Can we all agree that the TikTok aesthetic machine is out of order?

By Ning Chang

Between trying to sell us the sexy secretary look to a post-Me Too generation, and glorifying the materialistic trade of female agency in exchange for a husband’s gilded cage, the greater TikTok subconscious has been working overtime to prime us to regurgitate regressive gender norms.

It’s the newest marketing of a centuries-old hegemonic patriarchal agenda. And while agenda can feel like a strong word to describe “mob wives” and such, it is the right word. Picking an argument over “office sirens” as a feminist issue becomes something I take “too seriously” for ascribing feminist warning bells to something as simple as internet-oriented fancy-dress.

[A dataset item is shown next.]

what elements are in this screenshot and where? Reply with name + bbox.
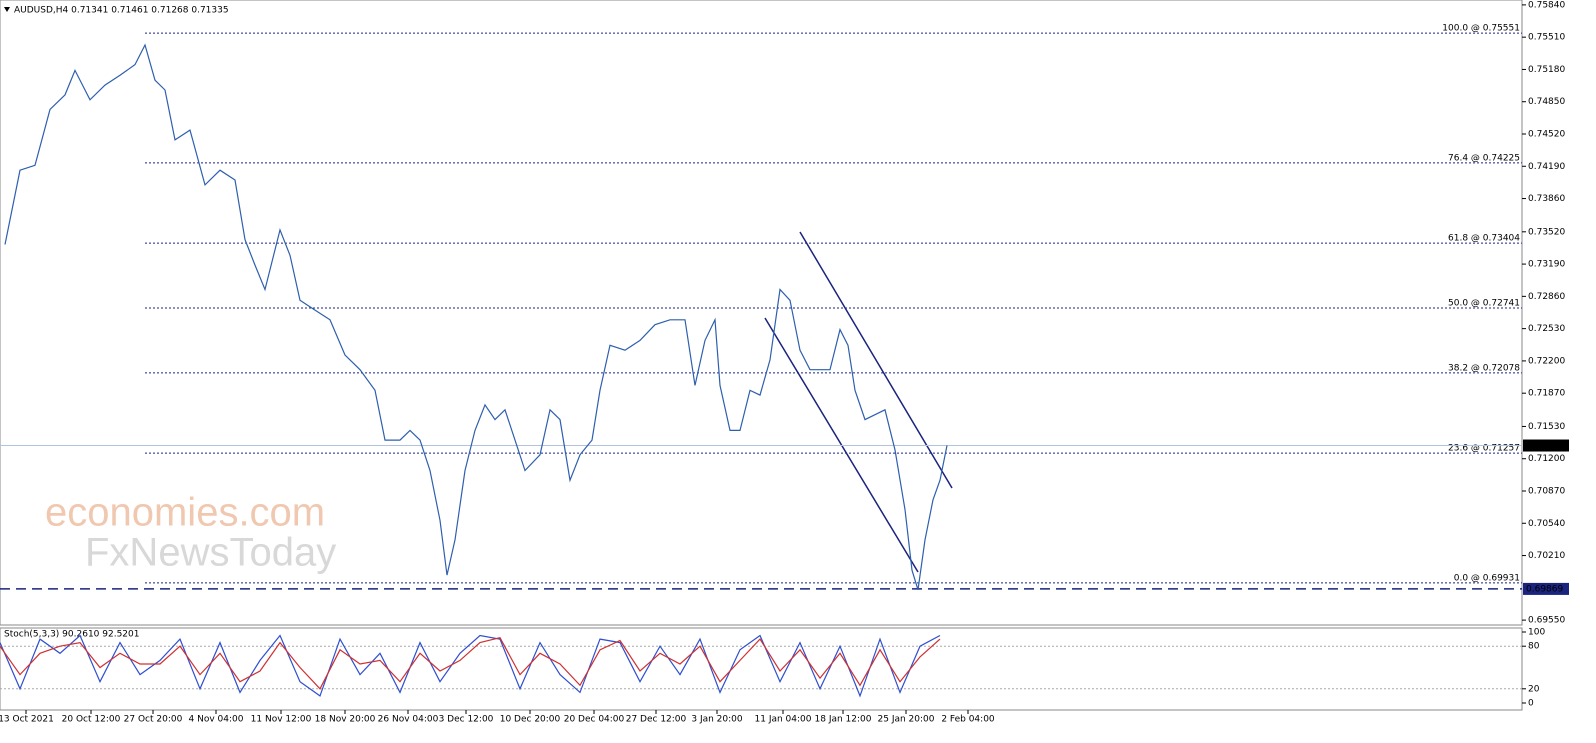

But the fact is that it’s not as simple as fancy-dress: what we spend our money on and how we choose to act has always been political. Why should this be different for our personal style and consumption habits?

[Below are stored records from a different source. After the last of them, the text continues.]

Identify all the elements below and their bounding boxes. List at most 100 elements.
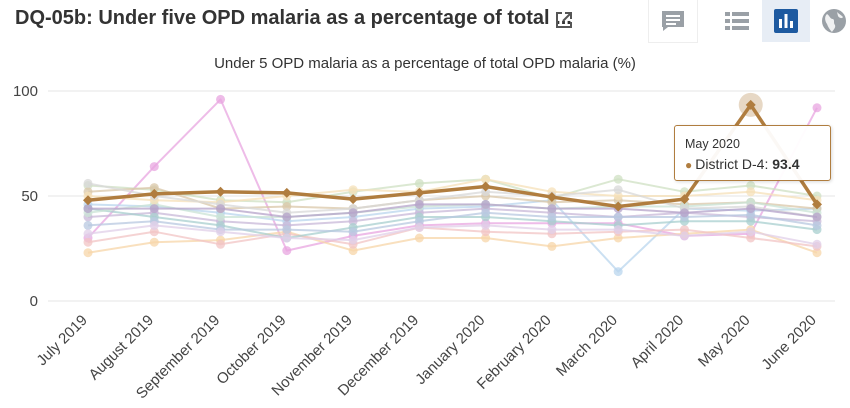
chart-tooltip: May 2020 ● District D-4: 93.4 — [674, 125, 831, 181]
data-point — [812, 103, 822, 113]
data-point — [348, 216, 358, 226]
series-line — [87, 201, 818, 218]
data-point — [547, 241, 557, 251]
x-tick-label: March 2020 — [553, 312, 621, 380]
x-tick-label: April 2020 — [627, 312, 687, 372]
data-point — [481, 208, 491, 218]
chart-title: Under 5 OPD malaria as a percentage of t… — [214, 55, 636, 72]
series-line — [87, 228, 818, 254]
data-point — [216, 227, 226, 237]
data-point — [679, 194, 690, 205]
data-point — [414, 216, 424, 226]
data-point — [746, 210, 756, 220]
series-line — [87, 211, 818, 233]
data-point — [216, 212, 226, 222]
data-point — [414, 233, 424, 243]
data-point — [83, 237, 93, 247]
data-point — [613, 191, 623, 201]
data-point — [414, 223, 424, 232]
series-line — [87, 182, 818, 218]
tooltip-value: 93.4 — [772, 156, 800, 172]
data-point — [746, 181, 756, 190]
data-point — [746, 233, 756, 243]
data-point — [348, 246, 358, 256]
x-tick-label: July 2019 — [33, 312, 90, 369]
data-point — [83, 220, 93, 230]
data-point — [348, 227, 358, 237]
open-external-icon[interactable] — [554, 10, 574, 30]
y-tick-label: 0 — [30, 293, 38, 310]
data-point — [812, 212, 822, 222]
data-point — [281, 187, 292, 198]
data-point — [481, 174, 491, 184]
map-view-button[interactable] — [810, 0, 850, 42]
series-line — [87, 207, 818, 227]
data-point — [679, 225, 689, 235]
data-point — [746, 216, 756, 226]
data-point — [481, 199, 491, 209]
data-point — [149, 220, 159, 230]
data-point — [348, 208, 358, 218]
data-point — [348, 194, 359, 205]
map-view-icon — [822, 9, 846, 33]
series-dot-icon: ● — [685, 158, 693, 172]
data-point — [481, 227, 491, 237]
y-tick-label: 50 — [21, 188, 38, 205]
data-point — [546, 192, 557, 203]
data-point — [613, 233, 623, 243]
data-point — [348, 185, 358, 195]
tooltip-series: District D-4 — [695, 156, 765, 172]
tooltip-row: ● District D-4: 93.4 — [685, 156, 800, 172]
series-line — [87, 178, 818, 204]
series-line — [87, 224, 818, 246]
data-point — [745, 99, 756, 110]
data-point — [149, 188, 160, 199]
data-point — [83, 248, 93, 258]
data-point — [613, 267, 623, 277]
data-point — [149, 237, 159, 247]
tooltip-category: May 2020 — [685, 137, 740, 151]
data-point — [480, 181, 491, 192]
data-point — [149, 227, 159, 237]
data-point — [812, 239, 822, 249]
data-point — [282, 246, 292, 256]
data-point — [216, 239, 226, 249]
data-point — [812, 220, 822, 230]
data-point — [812, 199, 822, 210]
data-point — [547, 204, 557, 214]
data-point — [613, 225, 623, 235]
data-point — [414, 199, 424, 209]
data-point — [149, 183, 159, 193]
data-point — [679, 208, 689, 218]
table-view-button[interactable] — [713, 0, 761, 42]
data-point — [414, 187, 425, 198]
chart-view-icon — [774, 9, 798, 33]
data-point — [547, 212, 557, 222]
data-point — [149, 204, 159, 214]
data-point — [215, 186, 226, 197]
data-point — [746, 187, 756, 197]
data-point — [282, 225, 292, 235]
data-point — [414, 178, 424, 188]
comment-button[interactable] — [648, 0, 698, 43]
data-point — [812, 248, 822, 258]
data-point — [481, 187, 491, 197]
series-line — [87, 226, 818, 248]
data-point — [746, 227, 756, 237]
data-point — [282, 202, 292, 211]
x-tick-label: May 2020 — [695, 312, 754, 371]
data-point — [149, 162, 159, 172]
chart-card-title: DQ-05b: Under five OPD malaria as a perc… — [15, 7, 572, 29]
x-tick-label: August 2019 — [86, 312, 158, 384]
data-point — [282, 212, 292, 222]
data-point — [613, 201, 624, 212]
data-point — [679, 231, 689, 241]
comment-icon — [662, 11, 684, 31]
data-point — [481, 220, 491, 230]
data-point — [83, 178, 93, 188]
data-point — [216, 204, 226, 214]
series-line — [87, 186, 818, 210]
chart-view-button[interactable] — [762, 0, 810, 42]
data-point — [547, 225, 557, 235]
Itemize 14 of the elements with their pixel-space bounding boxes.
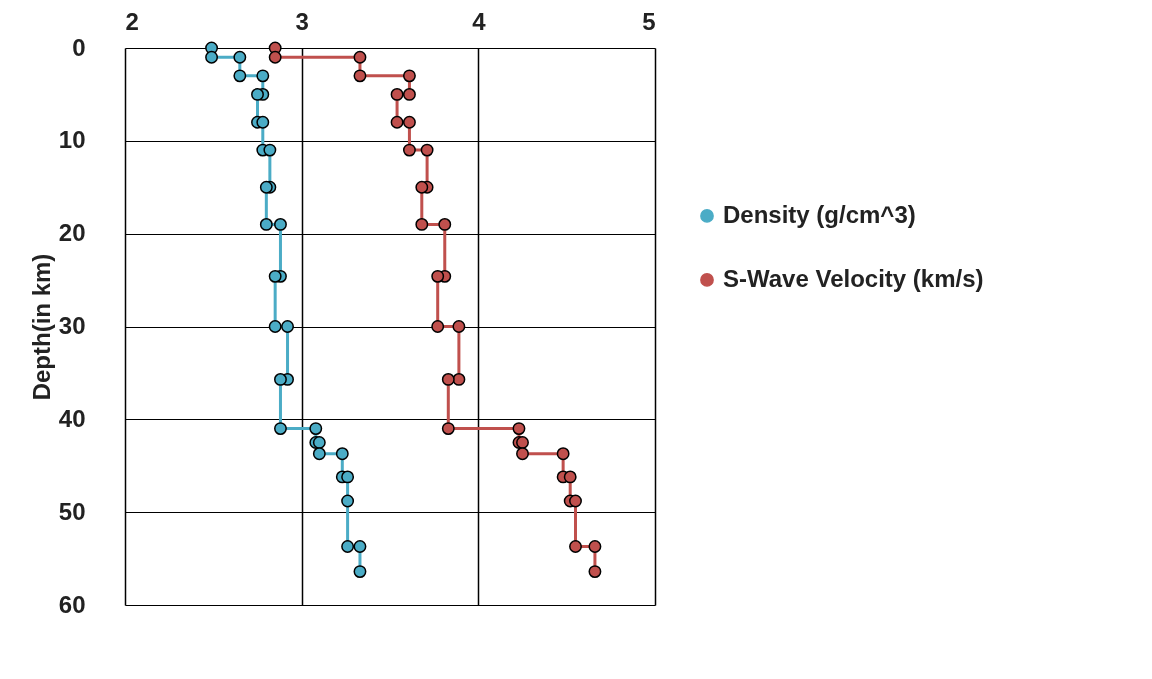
legend-label: Density (g/cm^3) (723, 200, 916, 228)
x-tick-label: 4 (472, 7, 487, 35)
y-axis-title: Depth(in km) (27, 253, 55, 401)
y-tick-label: 20 (58, 219, 86, 247)
y-tick-label: 30 (58, 312, 86, 339)
y-tick-label: 0 (72, 33, 86, 61)
x-tick-label: 5 (642, 7, 656, 35)
y-tick-label: 10 (58, 126, 86, 154)
y-tick-label: 50 (58, 497, 86, 525)
x-tick-label: 2 (125, 7, 139, 35)
x-tick-label: 3 (295, 7, 309, 35)
y-tick-label: 40 (58, 404, 86, 432)
y-tick-label: 60 (58, 590, 86, 618)
legend-label: S-Wave Velocity (km/s) (723, 264, 984, 292)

The popularity of these disempowering aesthetics is part of this agenda, a part that we dismiss and trivialise to avoid looking too closely at how we are vectors of branding. It uses the mouthpiece of our peers who have to rely on the language of the system to interact with it.

These messengers, who are primarily young women, operate on an app that encourages engagement in these aesthetics – posting them, citing them, repeating and referencing them again and again – as the only way that their videos will gain traction. So, we reproduce it. End on end. And eventually, we internalise it.

Can we all agree that the TikTok aesthetic machine is out of order?